Derzeit enthalten jedoch die Berliner Koalitionsverhandlungen von SPD und PDS die Position,  dass das Land Berlin sich aus der Finanzierung zurückziehen und dem Bund die Finanzierung allein überlassen will. Dadurch wäre die Beteiligung der Zentral- und Landesbibliothek gefährdet.

Es wäre aber keineswegs die Gefährdung des Nutzungskonzeptes für das Humboldt-Forum.

Die Stiftung Preußischer Kulturbesitz verfügt mit den großen außereuropäischen Sammlungen der Staatsbibliothek und des Ibero-Amerikanischen Instituts sowie der Museumsbibliotheken über ein gewaltiges Literaturpotenzial, um auch bei veränderten Rahmenbedingungen die Einheit von Museumssammlungen, Bibliothekssammlungen und Wissenschaft im Humboldt-Forum zu gewährleisten.
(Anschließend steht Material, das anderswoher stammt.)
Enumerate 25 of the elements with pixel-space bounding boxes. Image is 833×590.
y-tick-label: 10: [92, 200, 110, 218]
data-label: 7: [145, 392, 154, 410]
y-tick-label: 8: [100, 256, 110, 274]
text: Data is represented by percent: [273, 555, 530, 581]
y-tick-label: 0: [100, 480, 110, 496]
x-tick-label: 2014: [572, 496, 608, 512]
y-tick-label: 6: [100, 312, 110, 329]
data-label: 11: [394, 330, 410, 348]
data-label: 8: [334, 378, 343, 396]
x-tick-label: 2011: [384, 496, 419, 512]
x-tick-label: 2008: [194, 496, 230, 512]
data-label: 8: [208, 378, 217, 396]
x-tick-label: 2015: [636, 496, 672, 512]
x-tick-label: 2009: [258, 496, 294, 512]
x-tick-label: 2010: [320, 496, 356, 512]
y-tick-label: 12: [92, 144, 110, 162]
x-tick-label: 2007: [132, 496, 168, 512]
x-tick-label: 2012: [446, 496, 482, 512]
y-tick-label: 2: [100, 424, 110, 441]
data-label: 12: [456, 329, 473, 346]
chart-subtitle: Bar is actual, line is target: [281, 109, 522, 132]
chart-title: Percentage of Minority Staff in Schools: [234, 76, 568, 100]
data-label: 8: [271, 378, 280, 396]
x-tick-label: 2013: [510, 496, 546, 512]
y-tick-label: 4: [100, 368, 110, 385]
Der Bund müsste allerdings sein Finanzierungskonzept überdenken. Er sollte es tun, denn es gibt keine bessere Idee zur Bebauung des Schlossplatzes, dem realen und symbolischen Zukunftsort als der geistigen Mitte der europäischen Metropole Berlin, begründet aus der Vitalität der Kulturen der Welt.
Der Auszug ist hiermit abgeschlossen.